We’ve known about this problem for decades. This isn’t an issue that needs more study.
In 1999, the Supreme Court of Canada called the overrepresentation of Indigenous people a “crisis.” The federal and provincial/territorial governments have commissioned dozens of studies, inquiries and royal commissions over the years that have all raised similar concerns, such as when the Aboriginal Justice Inquiry declared: “The Canadian criminal justice system has failed the Aboriginal peoples of Canada.” Most recently, the National Inquiry into Missing and Murdered Indigenous Women and Girls (MMIWG) sounded the alarm on the high rates of Indigenous people in Canadian prisons. As MMIWG Chief Commissioner Marion Buller put it: “It’s not that they’re inherently criminal, it’s that they’re poor.”
This is also not a problem that can be solved by the slow and (sometimes) steady drip of pilot projects, policy and procedure changes, and “sensitivity training.” We’ve been there, done that — civil society organizations, judges and politicians — repeated and revived them for decades. Where they have been scaled and implemented meaningfully at all, they clearly did not have the intended effect.
At times, policy changes have made things worse rather than better. Even where governments have not actively exacerbated the problem, the situation has not improved.
The Trudeau government claims to have no more important relationship than its relationship with Indigenous peoples, yet it was under this Liberal government that Canada now has as many Indigenous women in prison as non-Indigenous women.
A central feature of the inability of Canadian governments to meaningfully address the overrepresentation of Indigenous people in jails and prisons is that for Canada and its institutions, Indigenous peoples and their interests remain — 155 years after Confederation — primarily a colonial concern.
Much of the Canadian economy is built on the exploitation of Indigenous lands without the consent of Indigenous peoples and without returning any benefits to Indigenous peoples. The so-called protection of Indigenous children continues to result in the forced displacement of disproportionate numbers Indigenous children from their families and communities to primarily non-Indigenous families disconnected from their culture and language — an active and immoral perpetuation of the legacy of residential schools and the Sixties Scoop.
The colonial order is maintained by criminalizing and incarcerating Indigenous people at a rate that even the most dedicated cheerleaders for the existing order would surely have difficulty justifying.
After decades of study and calls for reform have led only to worsening overrepresentation of Indigenous people in jails and prisons, what remains is systematic decarceration — the intentional and directed reduction of the number of Indigenous people in jails and prisons as a policy goal in and of itself.
Decarceration projects are being successfully implemented in some parts of the United States, and there is no principled reason why it could not be effective here as well.
Decarceration must guide the operation and oversight of the Canadian criminal justice system.

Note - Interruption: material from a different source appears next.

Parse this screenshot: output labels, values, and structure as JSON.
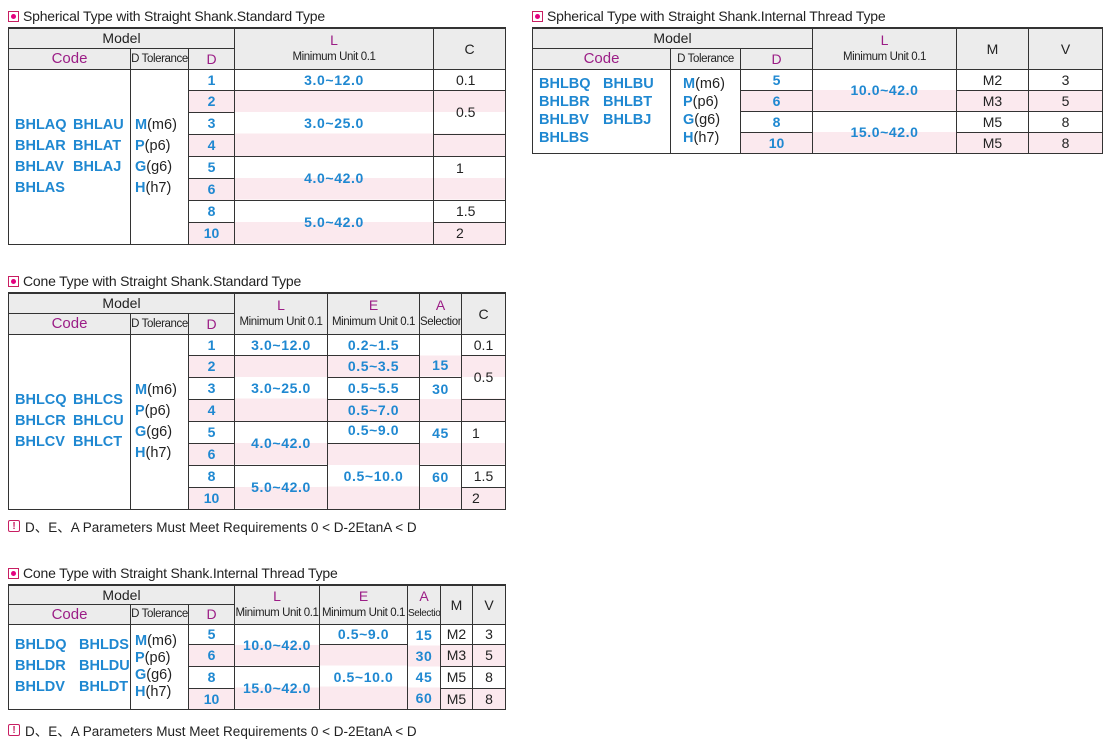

This means ending the use of mandatory minimum sentences retroactively. It means that judges and Crown attorneys must ensure that the presumption of innocence is upheld, and those charged with crimes must, in all but the most exceptional of circumstances, be released.
Most importantly, decarceration requires that alternatives to incarceration must nearly always be the first choice when courts determine sentences for Indigenous peoples convicted of crimes.
The impacts of colonialism are not merely a legacy of past wrongs. Colonialism is an ongoing project, perpetuated by the federal and provincial/territorial governments, and which continues to penalize Indigenous peoples in Canada for the mere crime of existing.
Through decaraceration, Canada may begin to forge a new path.
Corey Shefman is a lawyer for Indigenous peoples, persons and organizations at Olthuis Kleer Townshend LLP.